UN Panel Calls to Remove Maduro From UNHRC Ahead of Venezuela Debates

PRESS RELEASE

UN Panel Calls to Remove Maduro From UNHRC Ahead of Venezuela Debates

NEW YORK, February 25, 2021 — In response to Venezuelan dictator Nicolas Maduro’s Monday address to the UN Human Rights Council—and ahead of a series of debates on Venezuela that begin tomorrow—a high-level panel at the United Nations of international experts and Venezuelan opposition figures called for the removal of the Maduro regime from the world’s top rights body, on account of its gross and systematic violations of human rights. (Click here for AP news report.)

Broadcast live on UN Web TV, the event was co-sponsored by a cross-regional coalition including the UN missions of Honduras, Estonia and Ukraine, together with the independent non-governmental human rights group UN Watch, based in Geneva. (Click here for video of the event.) 

UN Watch executive director Hillel Neuer, who moderated the UN panel, asked “Why hasn’t the UN General Assembly adopted a single resolution for human rights victims in Venezuela? Worse, why did they elect Venezuela to the Human Rights Council?”

Honduras Ambassador to the UN Lizzy Flores addressed the human rights crisis in Venezuela and appealed to the UN General Assembly, saying “it must act accordingly to remedy the situation” by removing Maduro.

Venezuelan opposition figure Maria Corina Machado described how all Venezuelans are “deprived of human rights, with no consequence whatsoever” and that removing Maduro from the council is a necessary step to “dismantling a criminal and mafia state.”

Luis Almagro, secretary general of the Organization of American States, called Venezuela’s membership on the UNHRC a “mockery” of the council’s founding principles, of Venezuelan victims including the families of those who have been executed by the Maduro regime.

“Why is Venezuela sitting on the Human Rights Council?” asked former Venezuela Ambassador to the UN and president of the Security Council Diego Arria, chair of the campaign to expel Maduro. “This is a criminal narco-tyranny, a militarized regime with links to terrorists. It is precisely the opposite of what Kofi Annan had in mind when he proposed the creation of a new Human Rights Council.”

“Venezuela’s ongoing crimes against humanity makes its presence on the Human Rights Council as shocking as it is contemptuous of a rules-based international legal order,” said international rights lawyer Irwin Cotler, who served as a member of the Organization of American States’ inquiry into abuses in Venezuela.

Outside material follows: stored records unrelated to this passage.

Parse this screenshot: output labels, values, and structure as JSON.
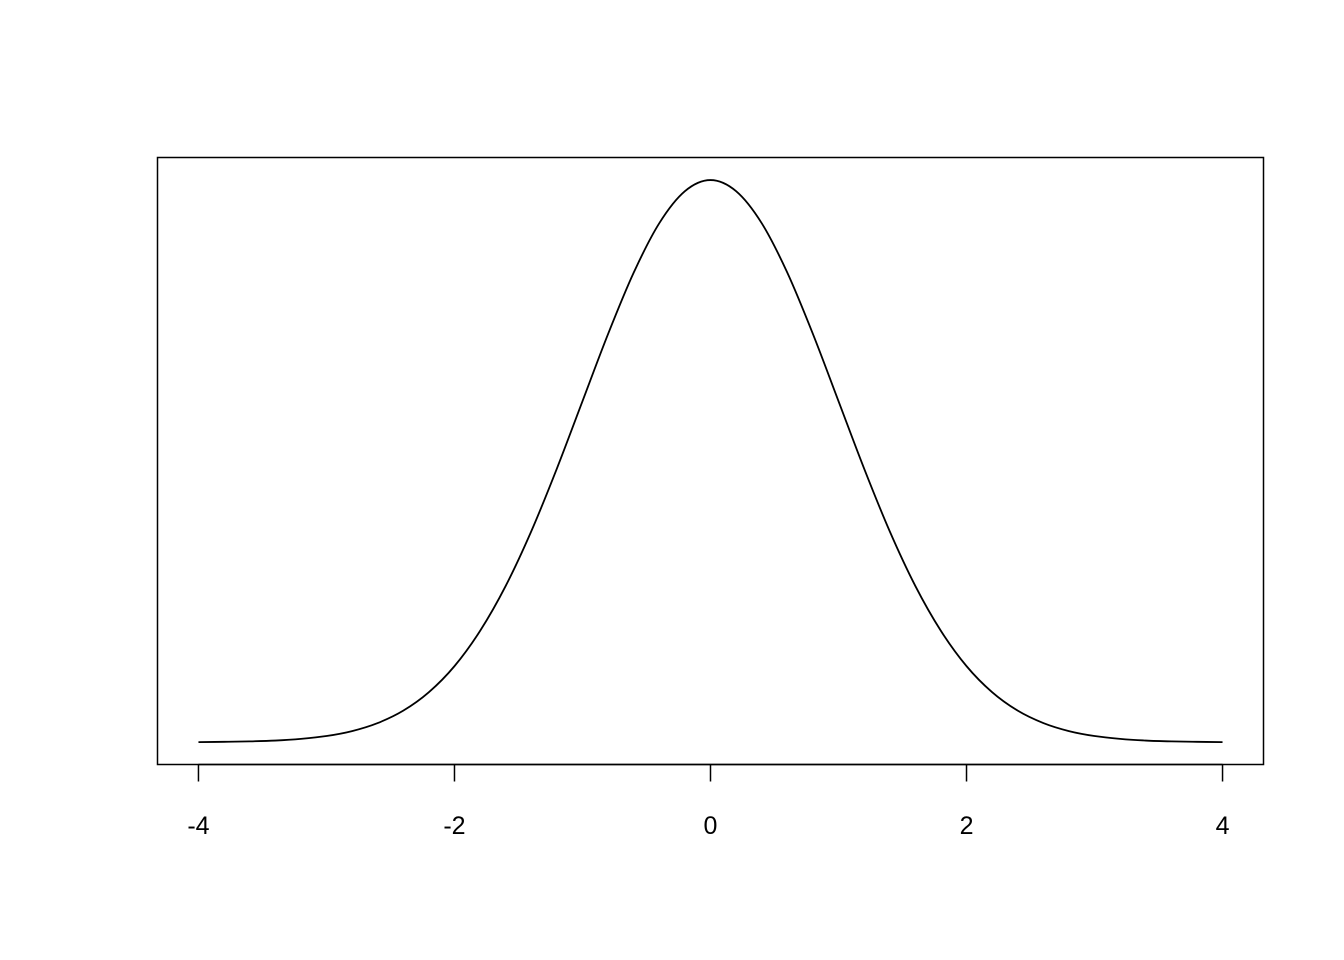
{
  "chart_data": {
    "type": "line",
    "title": "",
    "xlabel": "",
    "ylabel": "",
    "xlim": [
      -4,
      4
    ],
    "ylim": [
      -0.0158,
      0.4149
    ],
    "grid": false,
    "y_axis_shown": false,
    "line_color": "#000000",
    "x_ticks": [
      -4,
      -2,
      0,
      2,
      4
    ],
    "x_tick_labels": [
      "-4",
      "-2",
      "0",
      "2",
      "4"
    ],
    "x": [
      -4.0,
      -3.8,
      -3.6,
      -3.4,
      -3.2,
      -3.0,
      -2.8,
      -2.6,
      -2.4,
      -2.2,
      -2.0,
      -1.8,
      -1.6,
      -1.4,
      -1.2,
      -1.0,
      -0.8,
      -0.6,
      -0.4,
      -0.2,
      0.0,
      0.2,
      0.4,
      0.6,
      0.8,
      1.0,
      1.2,
      1.4,
      1.6,
      1.8,
      2.0,
      2.2,
      2.4,
      2.6,
      2.8,
      3.0,
      3.2,
      3.4,
      3.6,
      3.8,
      4.0
    ],
    "y": [
      0.0001,
      0.0003,
      0.0006,
      0.0012,
      0.0024,
      0.0044,
      0.0079,
      0.0136,
      0.0224,
      0.0355,
      0.054,
      0.079,
      0.1109,
      0.1497,
      0.1942,
      0.242,
      0.2897,
      0.3332,
      0.3683,
      0.391,
      0.3989,
      0.391,
      0.3683,
      0.3332,
      0.2897,
      0.242,
      0.1942,
      0.1497,
      0.1109,
      0.079,
      0.054,
      0.0355,
      0.0224,
      0.0136,
      0.0079,
      0.0044,
      0.0024,
      0.0012,
      0.0006,
      0.0003,
      0.0001
    ]
  }
}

UNHRC to Begin Venezuela Debates

The UN side event took place just before the UNHRC’s main annual session begins an unprecedented series of three debates on the human rights record of Venezuela, which stirred controversy when it joined as a council member one year ago.

In a landmark September 2020 report, the UNHRC’s Fact-Finding Mission to Venezuela found the Maduro regime guilty of “crimes against humanity.”

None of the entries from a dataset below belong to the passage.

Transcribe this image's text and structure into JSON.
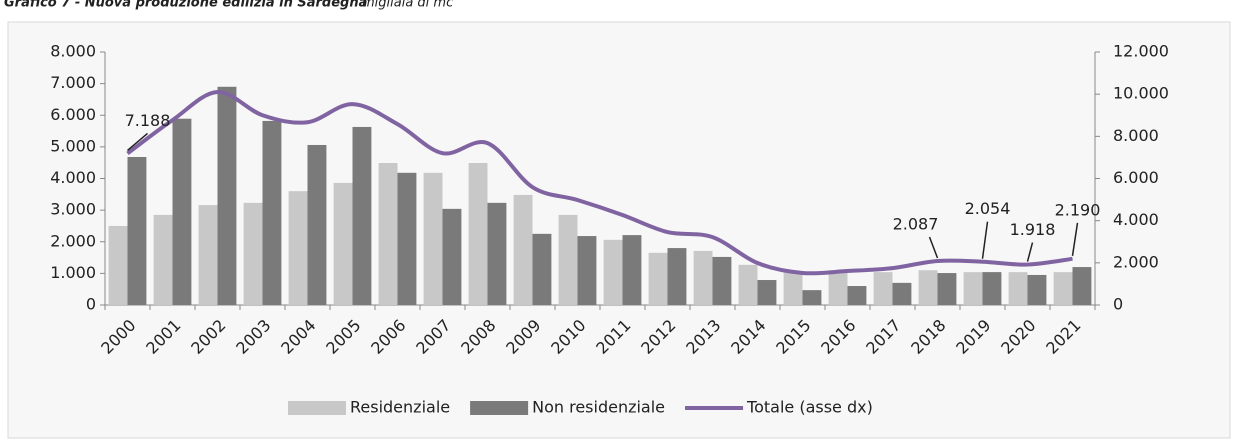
{
  "chart_data": {
    "type": "bar",
    "title": "Grafico 7 - Nuova produzione edilizia in Sardegna",
    "subtitle": "migliaia di mc",
    "categories": [
      "2000",
      "2001",
      "2002",
      "2003",
      "2004",
      "2005",
      "2006",
      "2007",
      "2008",
      "2009",
      "2010",
      "2011",
      "2012",
      "2013",
      "2014",
      "2015",
      "2016",
      "2017",
      "2018",
      "2019",
      "2020",
      "2021"
    ],
    "series": [
      {
        "name": "Residenziale",
        "color": "#c8c8c8",
        "type": "bar",
        "values": [
          2500,
          2850,
          3160,
          3230,
          3600,
          3860,
          4490,
          4180,
          4490,
          3480,
          2850,
          2060,
          1650,
          1710,
          1270,
          1040,
          1100,
          1040,
          1100,
          1040,
          1040,
          1040
        ]
      },
      {
        "name": "Non residenziale",
        "color": "#7a7a7a",
        "type": "bar",
        "values": [
          4680,
          5890,
          6900,
          5820,
          5060,
          5630,
          4180,
          3040,
          3230,
          2250,
          2180,
          2210,
          1800,
          1520,
          790,
          470,
          600,
          700,
          1010,
          1040,
          950,
          1200
        ]
      },
      {
        "name": "Totale (asse dx)",
        "color": "#8064a2",
        "type": "line",
        "axis": "y2",
        "values": [
          7188,
          8770,
          10100,
          9000,
          8670,
          9530,
          8580,
          7200,
          7680,
          5590,
          4980,
          4270,
          3460,
          3220,
          1990,
          1520,
          1610,
          1750,
          2087,
          2054,
          1918,
          2190
        ],
        "value_labels": [
          "7.188",
          null,
          null,
          null,
          null,
          null,
          null,
          null,
          null,
          null,
          null,
          null,
          null,
          null,
          null,
          null,
          null,
          null,
          "2.087",
          "2.054",
          "1.918",
          "2.190"
        ]
      }
    ],
    "ylim": [
      0,
      8000
    ],
    "yticks": [
      {
        "value": 0,
        "label": "0"
      },
      {
        "value": 1000,
        "label": "1.000"
      },
      {
        "value": 2000,
        "label": "2.000"
      },
      {
        "value": 3000,
        "label": "3.000"
      },
      {
        "value": 4000,
        "label": "4.000"
      },
      {
        "value": 5000,
        "label": "5.000"
      },
      {
        "value": 6000,
        "label": "6.000"
      },
      {
        "value": 7000,
        "label": "7.000"
      },
      {
        "value": 8000,
        "label": "8.000"
      }
    ],
    "y2lim": [
      0,
      12000
    ],
    "y2ticks": [
      {
        "value": 0,
        "label": "0"
      },
      {
        "value": 2000,
        "label": "2.000"
      },
      {
        "value": 4000,
        "label": "4.000"
      },
      {
        "value": 6000,
        "label": "6.000"
      },
      {
        "value": 8000,
        "label": "8.000"
      },
      {
        "value": 10000,
        "label": "10.000"
      },
      {
        "value": 12000,
        "label": "12.000"
      }
    ],
    "legend": "bottom",
    "grid": false
  }
}
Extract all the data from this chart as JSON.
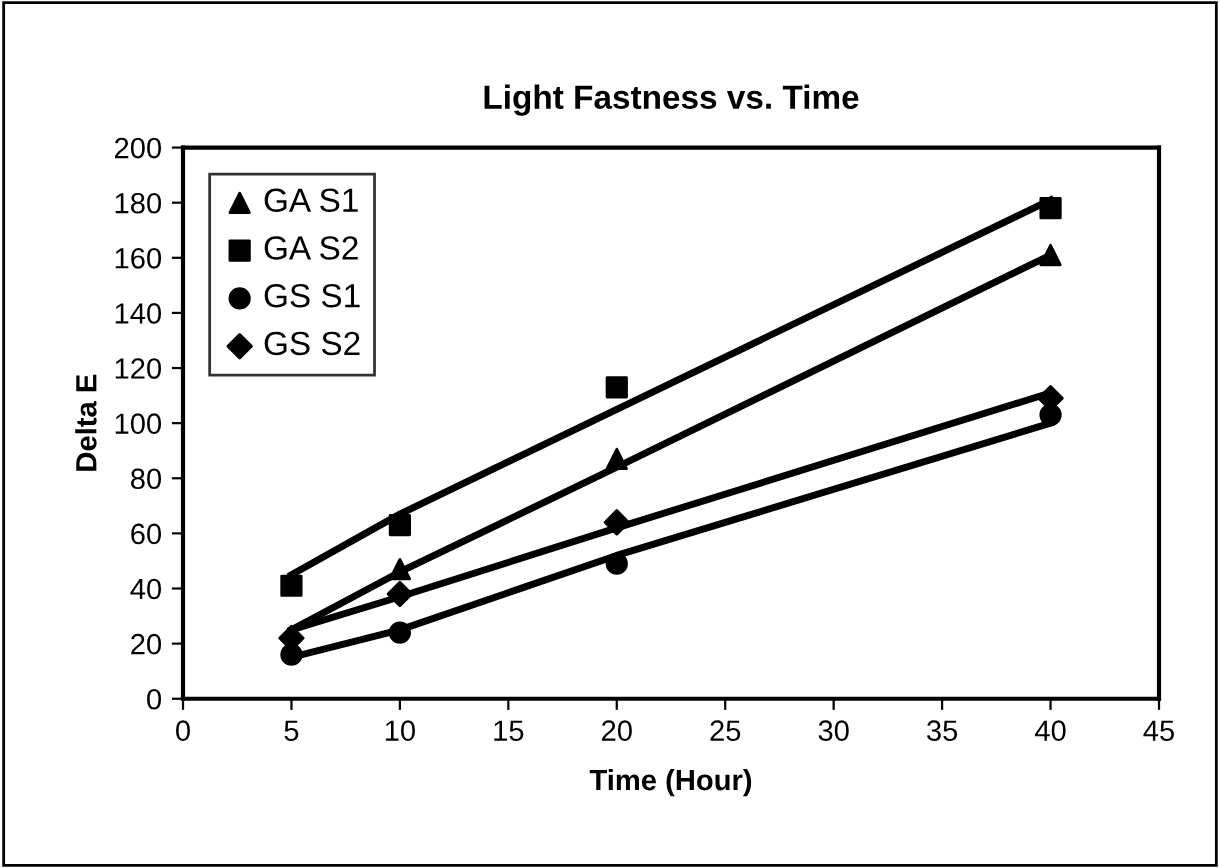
{
  "chart_data": {
    "type": "scatter",
    "title": "Light Fastness vs. Time",
    "xlabel": "Time (Hour)",
    "ylabel": "Delta E",
    "x": [
      5,
      10,
      20,
      40
    ],
    "series": [
      {
        "name": "GA S1",
        "color": "#000000",
        "marker": "triangle",
        "values": [
          null,
          47,
          87,
          161
        ]
      },
      {
        "name": "GA S2",
        "color": "#000000",
        "marker": "square",
        "values": [
          41,
          63,
          113,
          178
        ]
      },
      {
        "name": "GS S1",
        "color": "#000000",
        "marker": "circle",
        "values": [
          16,
          24,
          49,
          103
        ]
      },
      {
        "name": "GS S2",
        "color": "#000000",
        "marker": "diamond",
        "values": [
          22,
          38,
          64,
          109
        ]
      },
      {
        "type": "line",
        "color": "#000000",
        "marker": "none",
        "line_style": "solid",
        "x": [
          5,
          10,
          20,
          40
        ],
        "values": [
          25,
          46,
          84,
          161
        ]
      },
      {
        "type": "line",
        "color": "#000000",
        "marker": "none",
        "line_style": "solid",
        "x": [
          5,
          10,
          20,
          40
        ],
        "values": [
          45,
          67,
          105,
          181
        ]
      },
      {
        "type": "line",
        "color": "#000000",
        "marker": "none",
        "line_style": "solid",
        "x": [
          5,
          10,
          20,
          40
        ],
        "values": [
          15,
          25,
          52,
          100
        ]
      },
      {
        "type": "line",
        "color": "#000000",
        "marker": "none",
        "line_style": "solid",
        "x": [
          5,
          10,
          20,
          40
        ],
        "values": [
          25,
          37,
          62,
          111
        ]
      }
    ],
    "xlim": [
      0,
      45
    ],
    "xticks": [
      0,
      5,
      10,
      15,
      20,
      25,
      30,
      35,
      40,
      45
    ],
    "ylim": [
      0,
      200
    ],
    "yticks": [
      0,
      20,
      40,
      60,
      80,
      100,
      120,
      140,
      160,
      180,
      200
    ],
    "grid": false,
    "legend": "top left"
  }
}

As a result of conflicting resolutions by Venezuela’s allies and critics, debates on the country will be held at the UNHRC session on February 26, March 10 and 11, with briefings from UN rights chief Michelle Bachelet and the Fact-Finding Mission, as well as interventions from state delegations.

“It is morally unconscionable and logically absurd for the Maduro regime to remain a member of the UN’s highest human rights body after that body’s own investigators have presented detailed and horrifying evidence of systematic killing, torture, and sexual violence,” said Neuer.

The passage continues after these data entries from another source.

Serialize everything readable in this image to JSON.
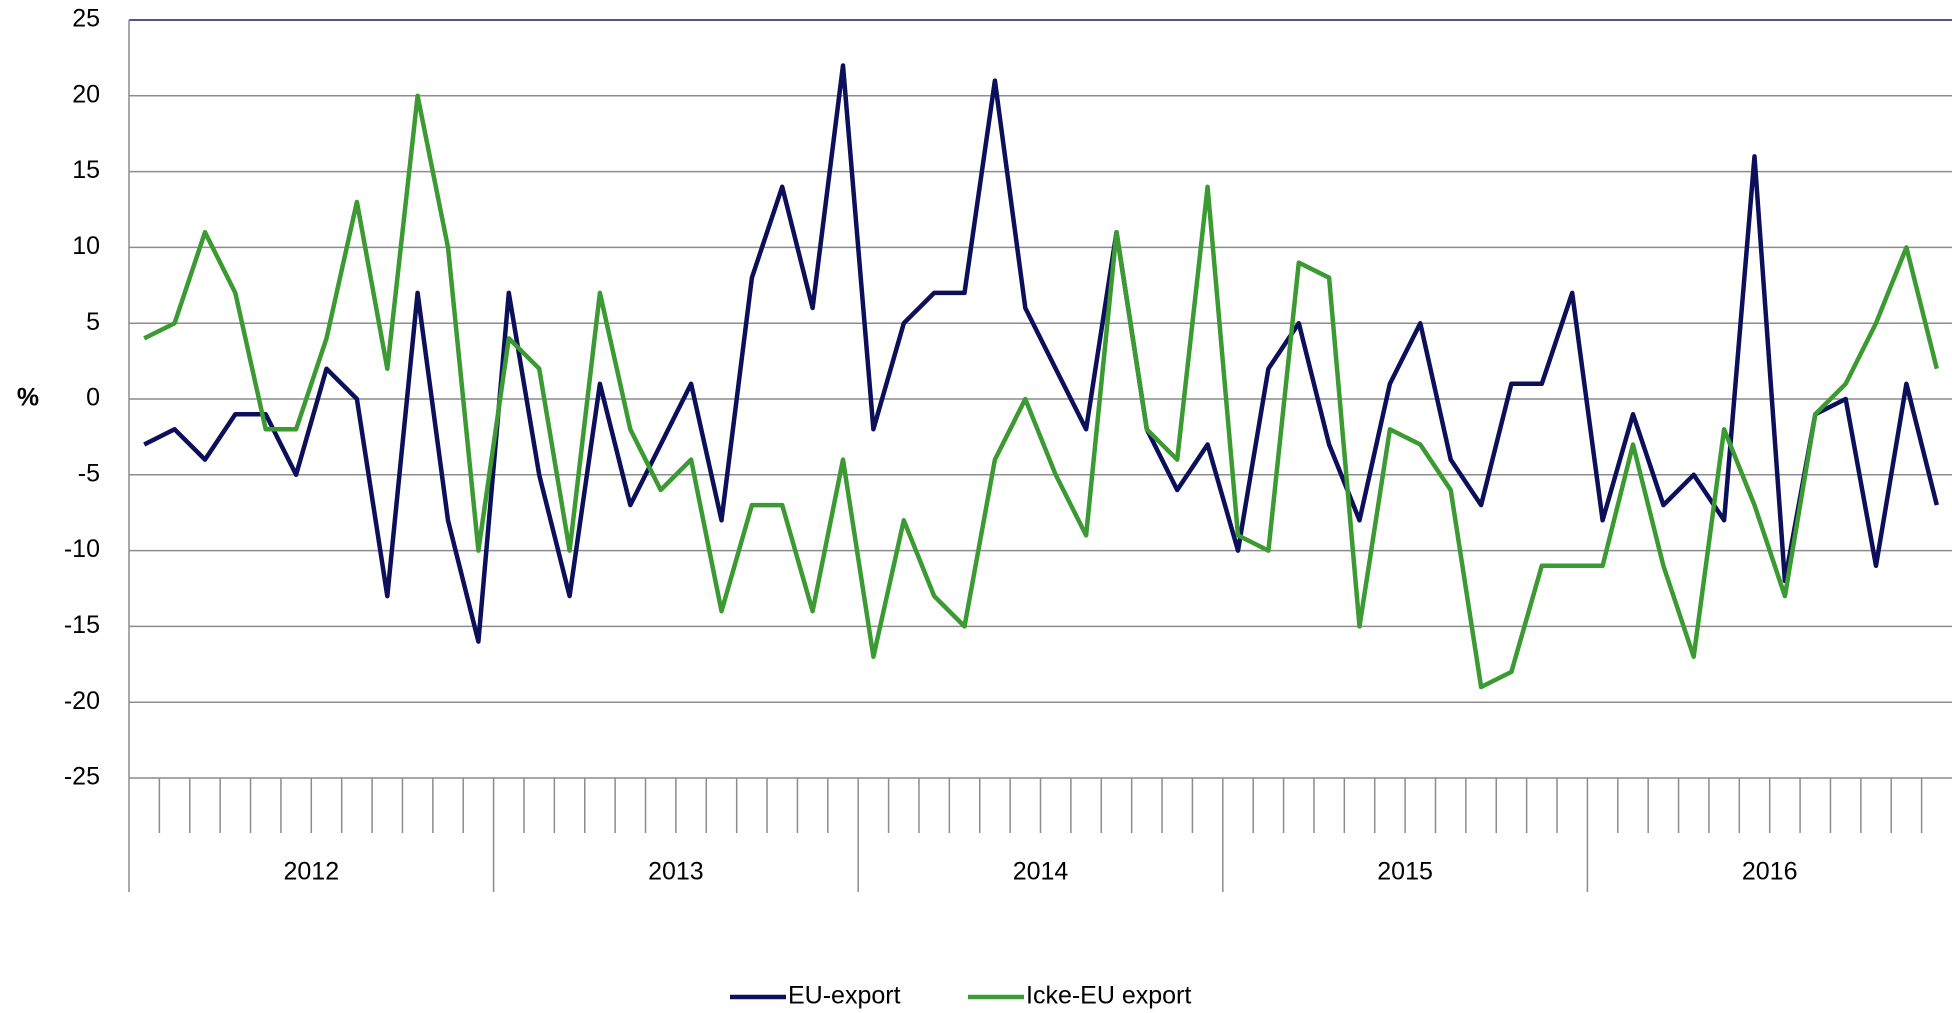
{
  "chart_data": {
    "type": "line",
    "y_label": "%",
    "categories": [
      null,
      null,
      null,
      null,
      null,
      null,
      null,
      null,
      null,
      null,
      null,
      null,
      null,
      null,
      null,
      null,
      null,
      null,
      null,
      null,
      null,
      null,
      null,
      null,
      null,
      null,
      null,
      null,
      null,
      null,
      null,
      null,
      null,
      null,
      null,
      null,
      null,
      null,
      null,
      null,
      null,
      null,
      null,
      null,
      null,
      null,
      null,
      null,
      null,
      null,
      null,
      null,
      null,
      null,
      null,
      null,
      null,
      null,
      null,
      null
    ],
    "year_labels": [
      "2012",
      "2013",
      "2014",
      "2015",
      "2016"
    ],
    "series": [
      {
        "name": "EU-export",
        "color": "#0c0f5a",
        "values": [
          -3,
          -2,
          -4,
          -1,
          -1,
          -5,
          2,
          0,
          -13,
          7,
          -8,
          -16,
          7,
          -5,
          -13,
          1,
          -7,
          -3,
          1,
          -8,
          8,
          14,
          6,
          22,
          -2,
          5,
          7,
          7,
          21,
          6,
          2,
          -2,
          11,
          -2,
          -6,
          -3,
          -10,
          2,
          5,
          -3,
          -8,
          1,
          5,
          -4,
          -7,
          1,
          1,
          7,
          -8,
          -1,
          -7,
          -5,
          -8,
          16,
          -12,
          -1,
          0,
          -11,
          1,
          -7
        ]
      },
      {
        "name": "Icke-EU export",
        "color": "#3c9a32",
        "values": [
          4,
          5,
          11,
          7,
          -2,
          -2,
          4,
          13,
          2,
          20,
          10,
          -10,
          4,
          2,
          -10,
          7,
          -2,
          -6,
          -4,
          -14,
          -7,
          -7,
          -14,
          -4,
          -17,
          -8,
          -13,
          -15,
          -4,
          0,
          -5,
          -9,
          11,
          -2,
          -4,
          14,
          -9,
          -10,
          9,
          8,
          -15,
          -2,
          -3,
          -6,
          -19,
          -18,
          -11,
          -11,
          -11,
          -3,
          -11,
          -17,
          -2,
          -7,
          -13,
          -1,
          1,
          5,
          10,
          2
        ]
      }
    ],
    "ylim": [
      -25,
      25
    ],
    "yticks": [
      -25,
      -20,
      -15,
      -10,
      -5,
      0,
      5,
      10,
      15,
      20,
      25
    ],
    "grid": true
  }
}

The mandate of the Venezuela inquiry has been extended for an additional two years, until September 2022, pursuant to Resolution 45/20.

“Faced now with clear evidence that the orders to commit atrocities came from the very top — from Nicolás Maduro and his senior political and security officials — the United Nations must act by invoking the provision for removing council members that commit gross and systematic human rights abuses,” said Neuer.

Removing a member is contemplated in the council’s founding charter, Resolution 60/251, and has historical precedent with the General Assembly’s unanimous vote to expel Muammar Qaddafi’s Libya regime from the council in 2011.

Led by former UN Security Council President Diego Arria, and endorsed by leading Venezuela opposition figures Juan Guaido and Antonio Ledezma, UN Watch’s global campaign to expel Maduro from the council has already gathered more than 180,000 signatures.

“Regular citizens in Venezuela and around the globe are sending a message to the United Nations that it can no longer allow the Maduro regime to cast a shadow on the reputation of the world’s highest human rights body,” said Neuer.